Patient Evaluation, Diagnosis, and Differential Diagnosis

Patient Evaluation

Take a thorough history and examination of the patient.

Most patients present late with features of chronic infection, having acquired the infection a year or more earlier. Clinical manifestations include woody edema, which involves the lower extremities or the genitalia. The upper limbs and mammary glands of women are the next common site. Some patients with elephantiasis develop a crusty, warty skin over the lower extremities and this is called mossy foot.

In the skin, onchocerciasis leads to severe itch as a major presenting complaint. Later the whole skin becomes thickened, dry, and lichenified. There is loss of elasticity (hanging groins, Fig. 7-4 ).

Figure 7-4, Hanging groin and scrotal elephantiasis due to onchocerciasis.

Onchonodules and tumors can be seen and palpated, in particular above the hip bones, but also elsewhere.

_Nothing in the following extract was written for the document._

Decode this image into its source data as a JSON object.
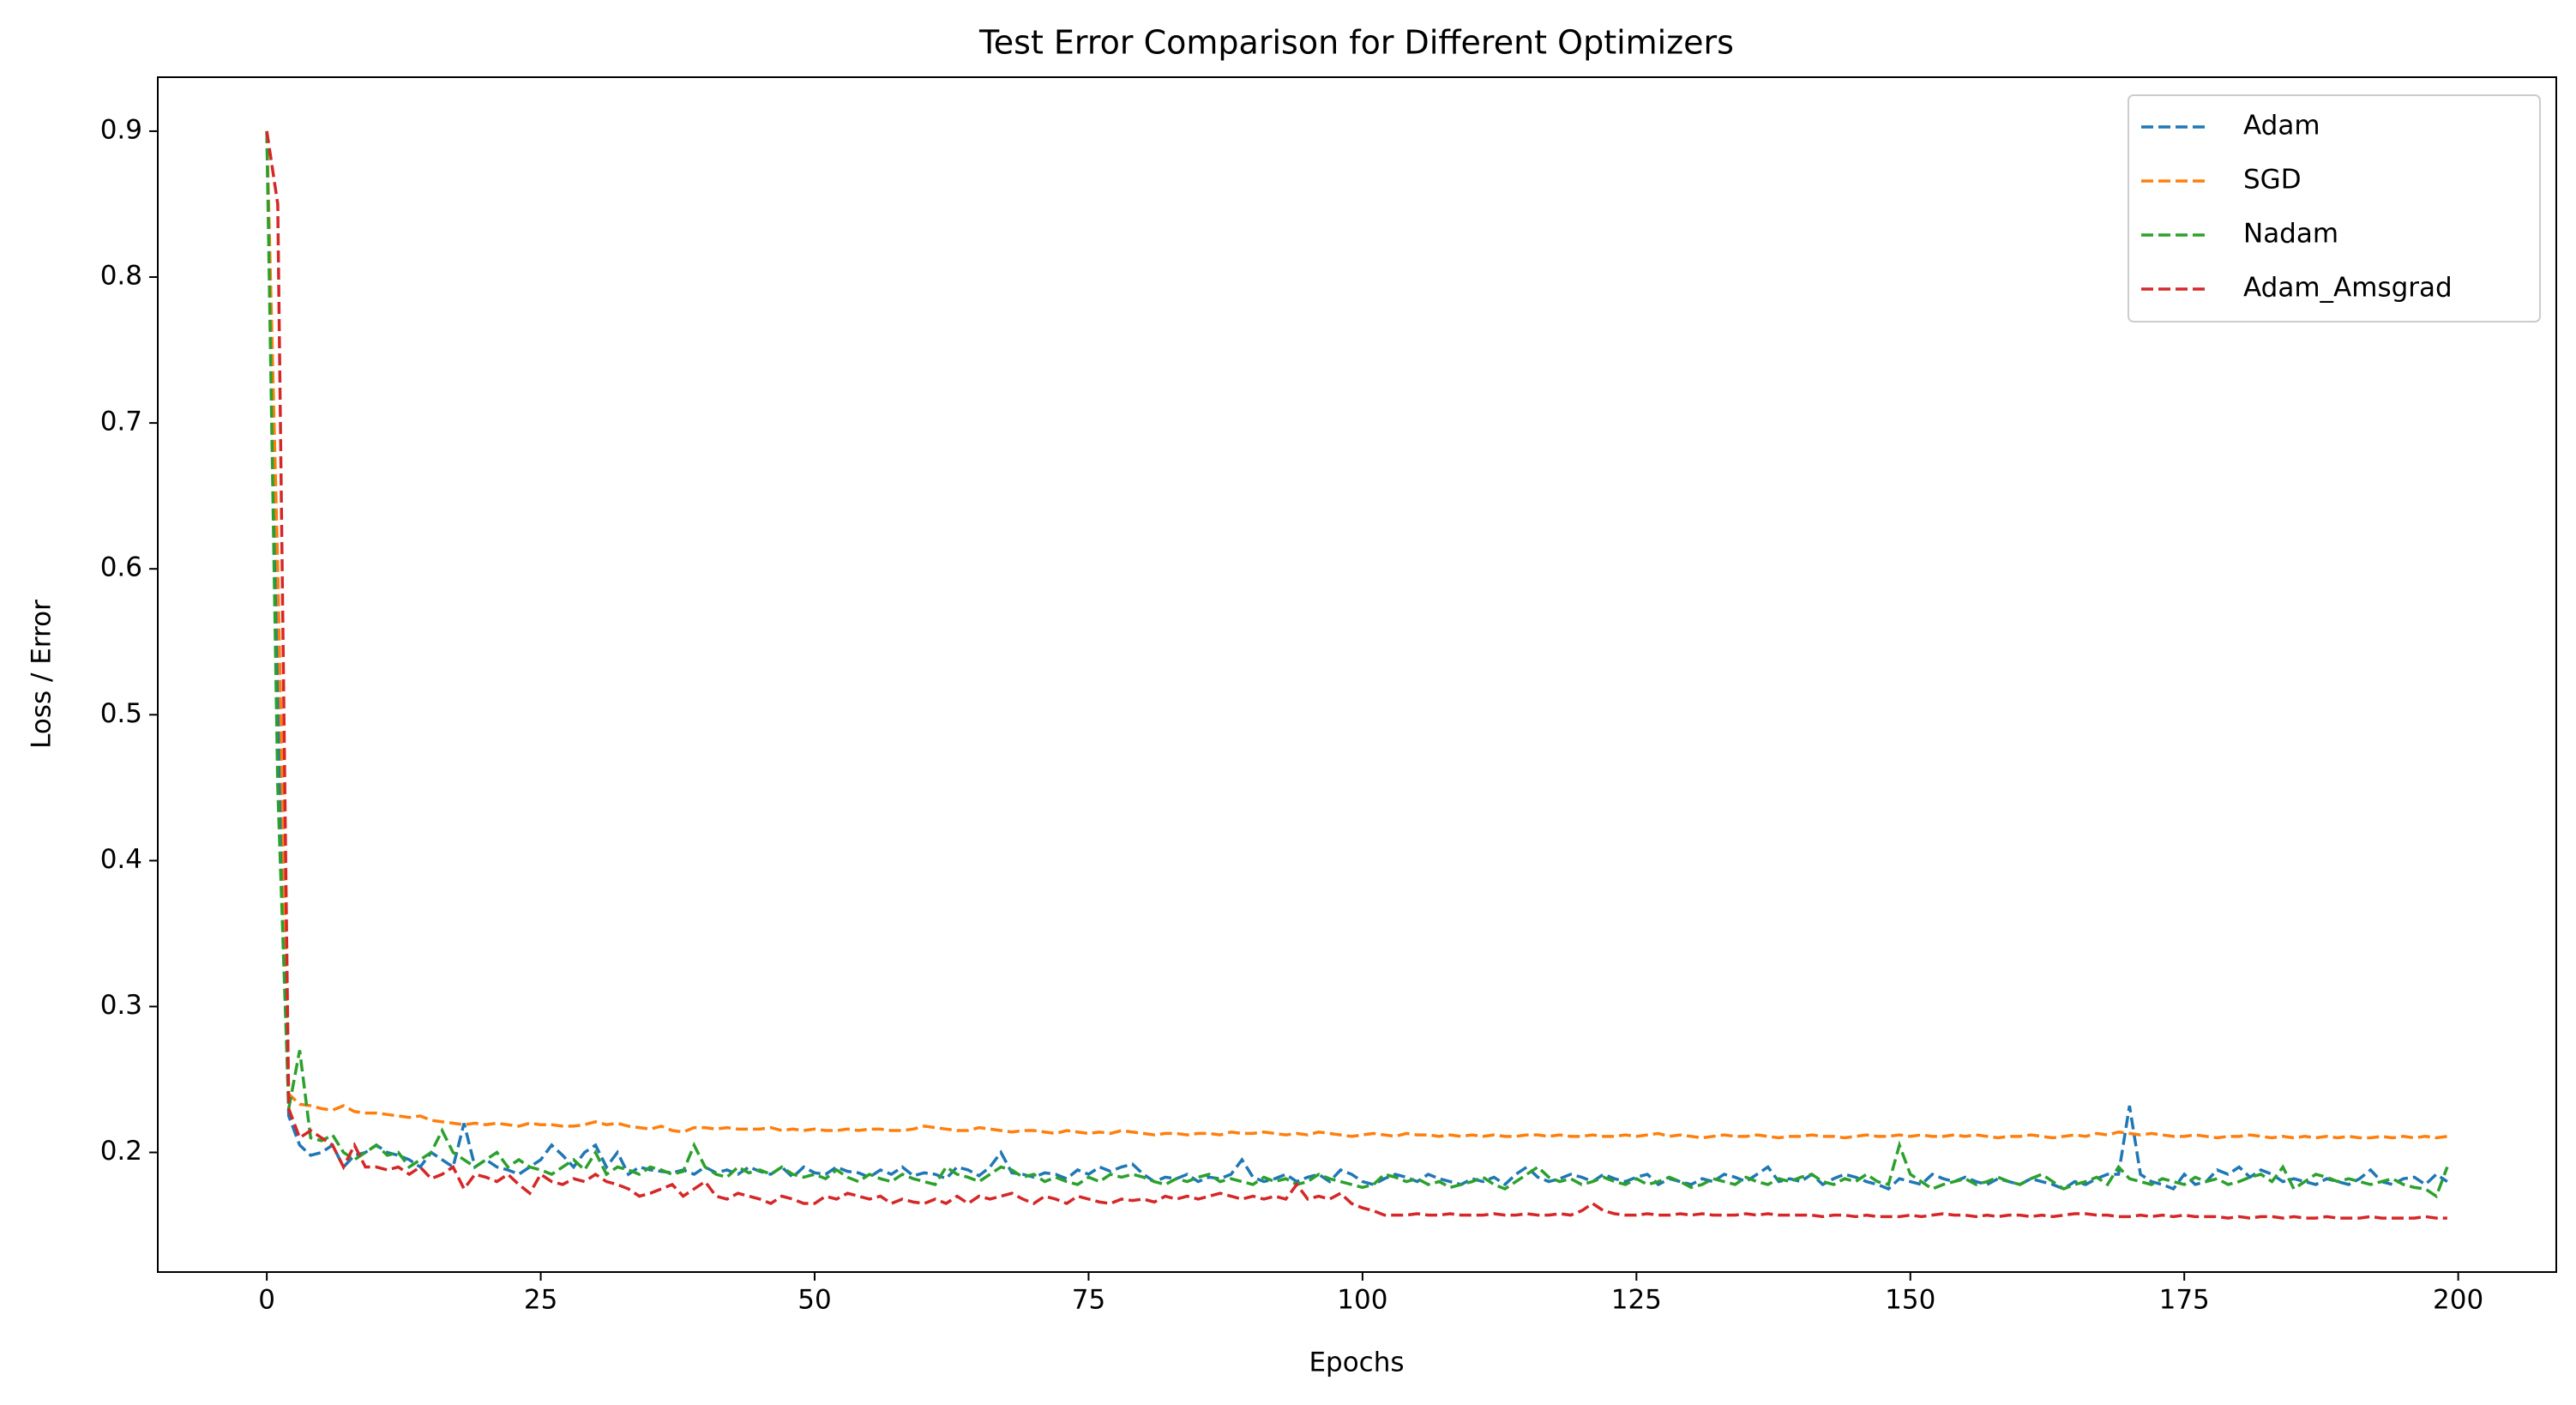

In loiasis an adult worm migrating beneath the conjunctiva or below the skin may be the first indication of infection. Calabar swellings may develop in any portion of the skin, but are more frequently seen around the wrists and ankles. Onset is sudden but the swellings regress gradually.

Diagnosis

Microfilariae are found in the blood and skin but they can also be found in bone marrow preparations, cervical smears, urine, fine-needle aspirates, and hydrocele fluid.

Blood Examination

The tests here include:

  • Stained thick blood films for identification of microfilariae: stains used include Giemsa and hematoxylin

  • Capillary blood examination for the presence of microfilariae.

Skin Snips

Skin snips are taken to detect microfilariae of O. volvulus and Mansonella streptocerca that reside in the skin (see Onchocerciasis , Patient evaluation, diagnosis, and differential diagnosis , below, for further details).

Urine and Hydrocele Fluid

The centrifuged sediment is examined for microfilariae. Slides can be stained or fixed.